Наконец, он решился заговорить и сказал:
— По совести, я не могу отдать предпочтение ни одной из вас.
Придите же, ягнята мои, и обнимите меня все вместе!
При этих словах все шесть отроковиц бросились в его объятия и ласкались к нему целый час.
Затем поставив их в кружок перед собою, он сказал им:
— Сам я не хотел отдавать предпочтение которой-нибудь из вас.
Но то, что не сделано мною, может быть сделано вами самими.
Я хочу, чтобы каждая из вас воздала себе хвалу, которой заслуживает, указав на свои преимущества и достоинства, и унизила прелести соперницы.
В борьбе этой вы должны сражаться только прекрасными словами, цитатами из произведений мудрецов и опираться на Коран.
Тут Шахразада заметила, что наступает утро, и умолкла.
Но когда наступила триста пятнадцатая ночь, она сказала:
есть отроковиц повиновались, и началось очаровательное состязание.
Прежде всех встала белая невольница, знаком пригласила чёрную стать перед нею и тотчас же сказала:
— В книгах учёных людей сказано, что Белизна говорила так:
— Я свет сияющий!
Цвет мой ясен и очевиден!
Чело моё сияет блеском серебра, а красота моя внушила поэту такие стихи:
Беляночка с блестящей гладкой кожей,
Она, как перл, заботливо хранима.
Её же стан - то ветка гибкой ивы,
Что, трепеща, несёт свои листы:
За эту ветвь охотно отдадим мы
Весь пышный сад и все его цветы!
Но я продолжаю!
Цвет мой, цвет дня, померанцевого цветка и жемчужной утренней звезды!
И ещё сказано в книге:
«Те, кто сумел сохранить лицо своё белым, то есть чистым и незапятнанным, будут в числе избранных милосердием Аллаха».

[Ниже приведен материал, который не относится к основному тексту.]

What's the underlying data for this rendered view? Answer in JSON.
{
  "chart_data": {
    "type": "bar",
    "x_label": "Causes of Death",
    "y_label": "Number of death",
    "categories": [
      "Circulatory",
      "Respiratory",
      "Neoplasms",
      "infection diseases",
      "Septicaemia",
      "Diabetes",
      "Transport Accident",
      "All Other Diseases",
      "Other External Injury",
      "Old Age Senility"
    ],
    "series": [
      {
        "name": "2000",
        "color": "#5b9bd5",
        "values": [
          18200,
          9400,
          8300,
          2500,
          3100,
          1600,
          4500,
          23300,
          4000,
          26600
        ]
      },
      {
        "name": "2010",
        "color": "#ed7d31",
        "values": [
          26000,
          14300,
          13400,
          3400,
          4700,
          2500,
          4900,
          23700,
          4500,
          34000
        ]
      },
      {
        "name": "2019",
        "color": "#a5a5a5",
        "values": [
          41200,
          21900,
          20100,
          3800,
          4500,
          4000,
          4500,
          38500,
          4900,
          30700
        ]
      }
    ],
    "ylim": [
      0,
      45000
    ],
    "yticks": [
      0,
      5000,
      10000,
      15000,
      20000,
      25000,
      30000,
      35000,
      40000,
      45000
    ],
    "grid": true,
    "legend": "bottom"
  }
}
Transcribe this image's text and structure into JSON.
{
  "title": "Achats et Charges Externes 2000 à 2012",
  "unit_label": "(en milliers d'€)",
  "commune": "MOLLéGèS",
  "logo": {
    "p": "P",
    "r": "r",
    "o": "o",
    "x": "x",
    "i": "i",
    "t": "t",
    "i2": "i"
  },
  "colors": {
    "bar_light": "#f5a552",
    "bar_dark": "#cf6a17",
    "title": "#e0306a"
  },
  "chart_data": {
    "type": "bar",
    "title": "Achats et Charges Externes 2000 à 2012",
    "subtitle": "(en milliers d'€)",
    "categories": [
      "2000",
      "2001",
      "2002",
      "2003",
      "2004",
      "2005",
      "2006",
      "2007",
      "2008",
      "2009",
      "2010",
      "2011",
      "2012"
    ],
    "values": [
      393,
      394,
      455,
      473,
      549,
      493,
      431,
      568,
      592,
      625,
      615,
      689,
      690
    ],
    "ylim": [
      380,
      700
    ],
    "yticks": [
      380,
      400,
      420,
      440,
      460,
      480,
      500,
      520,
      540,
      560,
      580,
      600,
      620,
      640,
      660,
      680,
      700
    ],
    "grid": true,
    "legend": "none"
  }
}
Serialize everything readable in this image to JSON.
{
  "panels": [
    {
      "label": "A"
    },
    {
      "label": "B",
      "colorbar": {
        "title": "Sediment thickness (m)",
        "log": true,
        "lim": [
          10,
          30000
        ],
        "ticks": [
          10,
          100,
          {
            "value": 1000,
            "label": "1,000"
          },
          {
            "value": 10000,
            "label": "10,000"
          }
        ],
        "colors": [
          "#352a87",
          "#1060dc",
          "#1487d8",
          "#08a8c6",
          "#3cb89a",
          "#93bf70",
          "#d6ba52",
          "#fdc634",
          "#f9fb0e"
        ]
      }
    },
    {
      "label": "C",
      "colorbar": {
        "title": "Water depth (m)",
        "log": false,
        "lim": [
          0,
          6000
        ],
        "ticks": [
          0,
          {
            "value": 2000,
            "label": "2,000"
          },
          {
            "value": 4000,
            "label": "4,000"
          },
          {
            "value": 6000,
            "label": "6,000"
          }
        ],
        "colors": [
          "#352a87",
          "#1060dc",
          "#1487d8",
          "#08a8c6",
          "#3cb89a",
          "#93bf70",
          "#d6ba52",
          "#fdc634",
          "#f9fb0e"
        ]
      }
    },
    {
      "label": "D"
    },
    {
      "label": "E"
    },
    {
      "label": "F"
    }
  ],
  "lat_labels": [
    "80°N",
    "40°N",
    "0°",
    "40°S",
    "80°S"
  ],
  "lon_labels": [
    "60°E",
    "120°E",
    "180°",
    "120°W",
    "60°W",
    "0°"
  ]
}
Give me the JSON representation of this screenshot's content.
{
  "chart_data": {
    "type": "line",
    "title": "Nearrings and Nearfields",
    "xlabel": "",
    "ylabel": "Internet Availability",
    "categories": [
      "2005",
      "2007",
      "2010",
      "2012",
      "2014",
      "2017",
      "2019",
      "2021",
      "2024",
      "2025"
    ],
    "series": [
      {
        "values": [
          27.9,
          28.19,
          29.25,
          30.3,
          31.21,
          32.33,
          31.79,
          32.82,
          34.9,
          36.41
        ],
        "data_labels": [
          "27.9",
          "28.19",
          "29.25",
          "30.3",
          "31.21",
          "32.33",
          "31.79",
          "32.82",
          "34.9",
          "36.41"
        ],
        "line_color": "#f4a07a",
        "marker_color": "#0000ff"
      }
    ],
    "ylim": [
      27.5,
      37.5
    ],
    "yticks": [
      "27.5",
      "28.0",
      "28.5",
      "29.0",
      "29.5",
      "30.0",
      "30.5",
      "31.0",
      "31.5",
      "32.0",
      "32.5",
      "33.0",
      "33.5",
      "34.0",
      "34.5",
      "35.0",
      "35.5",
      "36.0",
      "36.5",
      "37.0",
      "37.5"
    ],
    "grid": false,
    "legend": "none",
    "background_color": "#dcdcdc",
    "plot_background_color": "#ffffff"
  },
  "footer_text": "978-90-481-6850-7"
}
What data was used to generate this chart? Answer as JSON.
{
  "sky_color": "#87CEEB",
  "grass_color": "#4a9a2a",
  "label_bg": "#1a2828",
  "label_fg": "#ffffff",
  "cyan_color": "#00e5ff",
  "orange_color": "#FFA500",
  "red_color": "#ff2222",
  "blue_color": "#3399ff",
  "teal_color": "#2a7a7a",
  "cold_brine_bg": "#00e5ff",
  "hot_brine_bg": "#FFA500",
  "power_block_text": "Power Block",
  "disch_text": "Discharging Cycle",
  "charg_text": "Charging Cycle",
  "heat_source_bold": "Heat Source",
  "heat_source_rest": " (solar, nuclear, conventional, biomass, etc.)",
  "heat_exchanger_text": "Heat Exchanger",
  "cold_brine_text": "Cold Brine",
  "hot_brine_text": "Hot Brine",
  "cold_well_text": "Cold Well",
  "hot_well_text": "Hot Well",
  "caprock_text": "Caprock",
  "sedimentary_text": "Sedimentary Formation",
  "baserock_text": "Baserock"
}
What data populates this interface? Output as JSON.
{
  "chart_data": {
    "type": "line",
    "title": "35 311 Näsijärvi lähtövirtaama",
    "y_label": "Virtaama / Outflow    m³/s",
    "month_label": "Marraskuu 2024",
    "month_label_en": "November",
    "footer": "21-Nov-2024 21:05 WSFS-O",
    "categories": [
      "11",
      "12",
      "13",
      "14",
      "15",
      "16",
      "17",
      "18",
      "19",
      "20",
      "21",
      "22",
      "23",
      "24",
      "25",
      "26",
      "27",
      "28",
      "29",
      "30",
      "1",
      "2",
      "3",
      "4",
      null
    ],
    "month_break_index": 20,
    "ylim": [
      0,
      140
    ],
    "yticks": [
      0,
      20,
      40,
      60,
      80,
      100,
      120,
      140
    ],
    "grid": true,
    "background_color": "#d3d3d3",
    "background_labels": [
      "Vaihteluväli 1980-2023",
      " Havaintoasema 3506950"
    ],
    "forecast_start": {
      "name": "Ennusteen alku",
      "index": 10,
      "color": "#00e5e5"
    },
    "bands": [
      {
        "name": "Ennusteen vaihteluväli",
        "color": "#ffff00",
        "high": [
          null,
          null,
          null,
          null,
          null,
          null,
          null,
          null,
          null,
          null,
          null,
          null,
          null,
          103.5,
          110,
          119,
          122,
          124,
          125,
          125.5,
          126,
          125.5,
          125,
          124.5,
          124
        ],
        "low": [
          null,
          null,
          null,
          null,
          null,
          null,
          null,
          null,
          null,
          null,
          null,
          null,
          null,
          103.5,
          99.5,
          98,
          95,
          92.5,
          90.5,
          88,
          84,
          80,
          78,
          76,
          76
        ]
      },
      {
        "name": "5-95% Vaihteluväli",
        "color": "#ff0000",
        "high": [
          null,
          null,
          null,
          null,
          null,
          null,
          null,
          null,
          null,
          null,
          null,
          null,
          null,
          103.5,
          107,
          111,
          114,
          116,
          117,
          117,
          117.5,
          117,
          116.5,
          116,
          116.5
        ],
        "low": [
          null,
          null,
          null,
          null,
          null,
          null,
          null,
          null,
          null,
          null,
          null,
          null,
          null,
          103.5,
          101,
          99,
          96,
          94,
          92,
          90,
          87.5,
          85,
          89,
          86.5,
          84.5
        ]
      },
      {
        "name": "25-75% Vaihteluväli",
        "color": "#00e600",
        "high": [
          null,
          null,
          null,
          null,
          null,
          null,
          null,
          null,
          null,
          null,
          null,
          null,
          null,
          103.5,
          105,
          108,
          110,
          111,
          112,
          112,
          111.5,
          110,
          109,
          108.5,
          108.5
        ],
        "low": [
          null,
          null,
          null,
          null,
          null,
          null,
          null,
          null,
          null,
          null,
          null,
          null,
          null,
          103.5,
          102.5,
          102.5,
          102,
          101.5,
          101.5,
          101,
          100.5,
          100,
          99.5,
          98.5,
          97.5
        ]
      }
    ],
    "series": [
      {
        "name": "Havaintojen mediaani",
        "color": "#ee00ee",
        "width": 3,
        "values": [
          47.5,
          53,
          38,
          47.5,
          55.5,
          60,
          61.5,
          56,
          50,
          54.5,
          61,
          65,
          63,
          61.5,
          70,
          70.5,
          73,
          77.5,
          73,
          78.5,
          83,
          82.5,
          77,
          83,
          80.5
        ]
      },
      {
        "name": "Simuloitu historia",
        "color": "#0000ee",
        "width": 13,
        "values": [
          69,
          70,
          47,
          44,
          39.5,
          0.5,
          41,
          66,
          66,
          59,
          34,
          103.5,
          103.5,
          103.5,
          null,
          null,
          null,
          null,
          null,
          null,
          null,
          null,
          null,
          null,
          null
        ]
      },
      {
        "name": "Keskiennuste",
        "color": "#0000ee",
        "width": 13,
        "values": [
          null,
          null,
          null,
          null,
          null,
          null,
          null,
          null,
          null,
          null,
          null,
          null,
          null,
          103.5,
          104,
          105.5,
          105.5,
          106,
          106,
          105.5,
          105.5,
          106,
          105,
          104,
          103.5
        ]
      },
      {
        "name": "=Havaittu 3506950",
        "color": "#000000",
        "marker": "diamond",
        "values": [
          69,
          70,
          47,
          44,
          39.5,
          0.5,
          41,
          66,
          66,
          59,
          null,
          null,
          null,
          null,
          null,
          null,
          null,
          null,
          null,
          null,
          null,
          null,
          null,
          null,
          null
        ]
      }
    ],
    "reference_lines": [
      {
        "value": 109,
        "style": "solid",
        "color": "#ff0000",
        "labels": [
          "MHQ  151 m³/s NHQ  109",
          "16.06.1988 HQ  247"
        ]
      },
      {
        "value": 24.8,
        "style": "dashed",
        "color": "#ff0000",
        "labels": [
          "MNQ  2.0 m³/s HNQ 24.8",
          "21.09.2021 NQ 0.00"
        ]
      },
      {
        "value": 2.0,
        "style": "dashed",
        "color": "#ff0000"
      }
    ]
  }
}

Следовательно, мой цвет - царь всех цветов.
Разве не знаешь ты, что снег, падающий с неба, всегда бел?
Разве не известно тебе, что правоверные для своих тюрбанов отдали предпочтение белой кисее?
Но я не хочу более распространяться о своих достоинствах и хочу поскорее разобрать тебя, о чёрная, цвета чернил и навоза!
Но прежде вспомни стихи поэта, в которых говорится о чёрном и белом:
Не знаешь разве, что цена жемчужин
От белизны зависит их молочной,
А что ты угля чёрного мешок
И сам легко за драхму покупаешь?
При этих словах белой невольницы господин сказал ей:
— Довольно!
Теперь очередь чёрной!
Тогда Зеница Ока, стоявшая до тех пор неподвижно, взглянула на Лицо Луны и сказала ей:
— Известно ли тебе, о невежественная белая, то место в Коране, где Всевышний клянётся мраком ночи и светом дня?
Так вот, Аллах в этой клятве упомянул сначала ночь, а потом уже день.
Разве чёрный цвет волос не есть украшение юности, подобно тому, как белый цвет признак старости и конца земных радостей?..
В этом месте рассказа своего Шахразада заметила, что наступает утро, и скромно умолкла.